Actualmente escribo en oliviavicente.com. No obstante, el lector es bienvenido a este espacio y, por tanto, sus comentarios y sugerencias serán tenidos en cuenta.

18 abril 2010

Montmartre, de la perversión al turismo

El barrio de Montmartre se convirtió a mediados del siglo XIX en la casa de pintores, escritores y artistas de toda clase. Allí, en los locales de espectáculos y de prostitución, se reunían para disfrutar del placer y de la tertulia. Debido a esto, Montmartre cayó en desgracia y fue abandonado progresivamente como centro cultural y de entretenimiento. Actualmente se trata de una zona turística en la que los visitantes recorren aquellas calles más populosas, engalanadas con los neones y los carteles de los negocios y de las tiendas de souvenires. Un claro ejemplo de esto es la Place du Tertre, donde numerosos pintores realizan retratos a los turistas y exponen sus obras en puestos.

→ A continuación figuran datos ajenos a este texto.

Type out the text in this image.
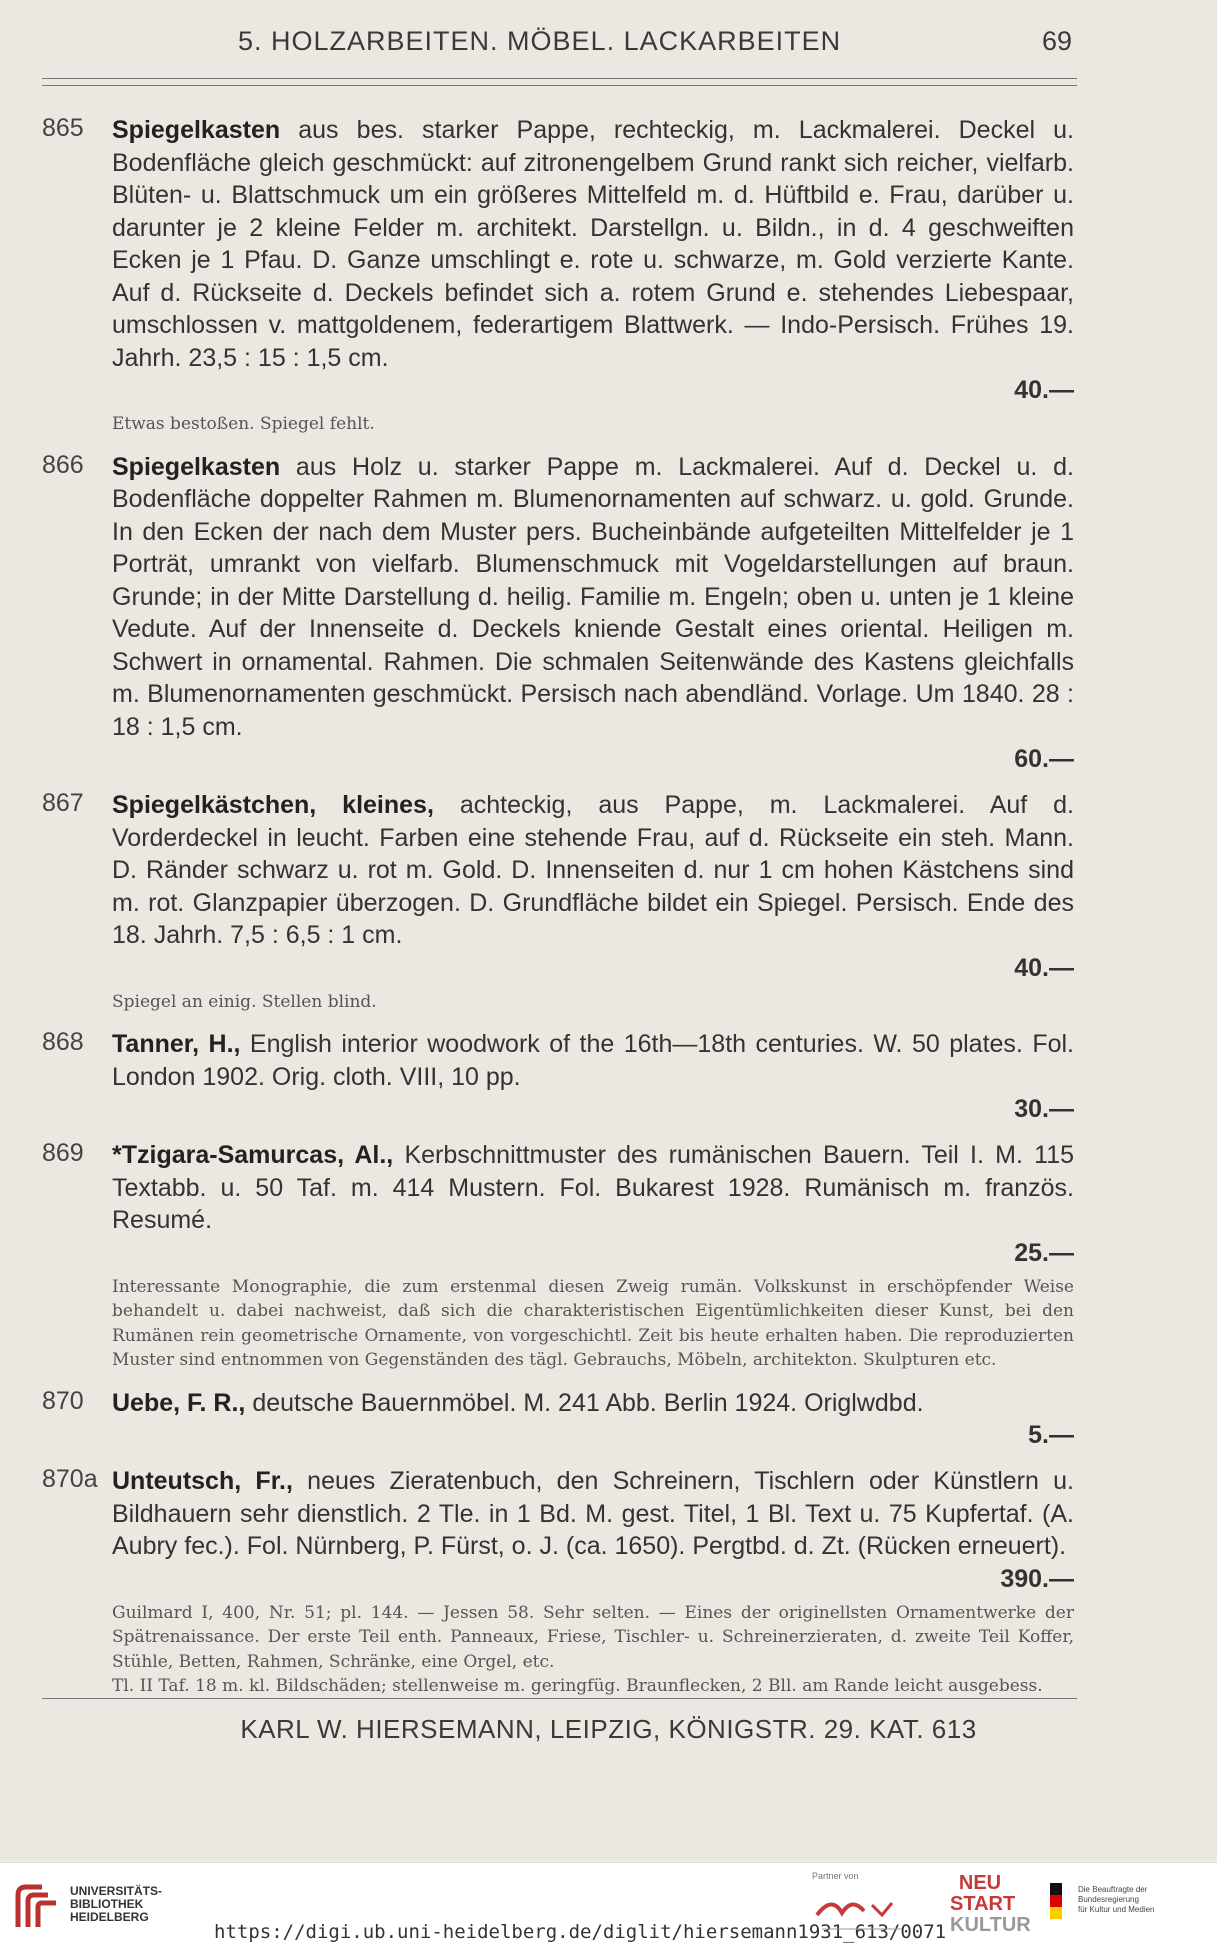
5. HOLZARBEITEN. MÖBEL. LACKARBEITEN	69
865 Spiegelkasten aus bes. starker Pappe, rechteckig, m. Lackmalerei. Deckel u. Bodenfläche gleich geschmückt: auf zitronengelbem Grund rankt sich reicher, vielfarb. Blüten- u. Blattschmuck um ein größeres Mittelfeld m. d. Hüftbild e. Frau, darüber u. darunter je 2 kleine Felder m. architekt. Darstellgn. u. Bildn., in d. 4 geschweiften Ecken je 1 Pfau. D. Ganze umschlingt e. rote u. schwarze, m. Gold verzierte Kante. Auf d. Rückseite d. Deckels befindet sich a. rotem Grund e. stehendes Liebespaar, umschlossen v. mattgoldenem, federartigem Blattwerk. — Indo-Persisch. Frühes 19. Jahrh. 23,5 : 15 : 1,5 cm.
40.—

Etwas bestoßen. Spiegel fehlt.

866 Spiegelkasten aus Holz u. starker Pappe m. Lackmalerei. Auf d. Deckel u. d. Bodenfläche doppelter Rahmen m. Blumenornamenten auf schwarz. u. gold. Grunde. In den Ecken der nach dem Muster pers. Bucheinbände aufgeteilten Mittelfelder je 1 Porträt, umrankt von vielfarb. Blumenschmuck mit Vogeldarstellungen auf braun. Grunde; in der Mitte Darstellung d. heilig. Familie m. Engeln; oben u. unten je 1 kleine Vedute. Auf der Innenseite d. Deckels kniende Gestalt eines oriental. Heiligen m. Schwert in ornamental. Rahmen. Die schmalen Seitenwände des Kastens gleichfalls m. Blumenornamenten geschmückt. Persisch nach abendländ. Vorlage. Um 1840. 28 : 18 : 1,5 cm.
60.—
867 Spiegelkästchen, kleines, achteckig, aus Pappe, m. Lackmalerei. Auf d. Vorderdeckel in leucht. Farben eine stehende Frau, auf d. Rückseite ein steh. Mann. D. Ränder schwarz u. rot m. Gold. D. Innenseiten d. nur 1 cm hohen Kästchens sind m. rot. Glanzpapier überzogen. D. Grundfläche bildet ein Spiegel. Persisch. Ende des 18. Jahrh. 7,5 : 6,5 : 1 cm.
40.—

Spiegel an einig. Stellen blind.

868 Tanner, H., English interior woodwork of the 16th—18th centuries. W. 50 plates. Fol. London 1902. Orig. cloth. VIII, 10 pp.
30.—
869 *Tzigara-Samurcas, Al., Kerbschnittmuster des rumänischen Bauern. Teil I. M. 115 Textabb. u. 50 Taf. m. 414 Mustern. Fol. Bukarest 1928. Rumänisch m. französ. Resumé.
25.—

Interessante Monographie, die zum erstenmal diesen Zweig rumän. Volkskunst in erschöpfender Weise behandelt u. dabei nachweist, daß sich die charakteristischen Eigentümlichkeiten dieser Kunst, bei den Rumänen rein geometrische Ornamente, von vorgeschichtl. Zeit bis heute erhalten haben. Die reproduzierten Muster sind entnommen von Gegenständen des tägl. Gebrauchs, Möbeln, architekton. Skulpturen etc.

870 Uebe, F. R., deutsche Bauernmöbel. M. 241 Abb. Berlin 1924. Origlwdbd.
5.—
870a Unteutsch, Fr., neues Zieratenbuch, den Schreinern, Tischlern oder Künstlern u. Bildhauern sehr dienstlich. 2 Tle. in 1 Bd. M. gest. Titel, 1 Bl. Text u. 75 Kupfertaf. (A. Aubry fec.). Fol. Nürnberg, P. Fürst, o. J. (ca. 1650). Pergtbd. d. Zt. (Rücken erneuert).
390.—

Guilmard I, 400, Nr. 51; pl. 144. — Jessen 58. Sehr selten. — Eines der originellsten Ornamentwerke der Spätrenaissance. Der erste Teil enth. Panneaux, Friese, Tischler- u. Schreinerzieraten, d. zweite Teil Koffer, Stühle, Betten, Rahmen, Schränke, eine Orgel, etc.

Tl. II Taf. 18 m. kl. Bildschäden; stellenweise m. geringfüg. Braunflecken, 2 Bll. am Rande leicht ausgebess.

KARL W. HIERSEMANN, LEIPZIG, KÖNIGSTR. 29. KAT. 613
UNIVERSITÄTS-
BIBLIOTHEK
HEIDELBERG
https://digi.ub.uni-heidelberg.de/diglit/hiersemann1931_613/0071
Partner von	NEU
START
KULTUR
Die Beauftragte der Bundesregierung
für Kultur und Medien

Un poco más lejos, tomando la Rue Azais, se llega a la Place du Parvis du Sacre Coeur. La iglesia romano-bizantina nació de una promesa, la que llevaron a cabo dos empresarios, quienes, al estallar la Guerra Franco-Prusiana en 1870, juraron que construirían un templo en honor al Sagrado Corazón en el caso de que Francia la ganase.


Esta iglesia cuenta con varios puntos de interés: la fachada, la torre del campanario, el mosaico de Cristo, etc.. Entre todos ellos, como anécdota, destaco la escultura ecuestre de Juana de Arco, otra de las muchas que pueden contemplarse en la capital francesa.

Sin embargo, el encanto de Montmartre reside en deambular por las muchas plazas, las escaleras empinadas, las laberínticas calles... Durante esa pérdida de orientación a la que todo aventurero debe entregarse, resulta sencillo comprender por qué este barrio mantiene el encanto del arte y del erotismo, de la confusión, de la sensualidad.

Para descansar los pies y reponer energías, recomiendo parar en la pizzería Pomodoro, que nos aconsejó un parisino amable e incansable viajero con el que estuvimos conversando en el bar Le Rendez-Vous des Amis. Mientras se disfruta de una comida rica y a precio razonable, brotan comentarios sobre las distintas visitas a museos y los múltiples paseos por la ciudad. Así, entre sabores y olores, las palabras en español se tiñen de acento francés.

A mi compañero de aventuras y al Guillermo francés

2 comentarios:

  1. No tengo la suerte de conocer París. Quizás algún día...

    ResponderEliminar
  2. ¡Hola, Never! Nunca se sabe. Yo creía que no tendría la suerte de regresar a París y ya ves.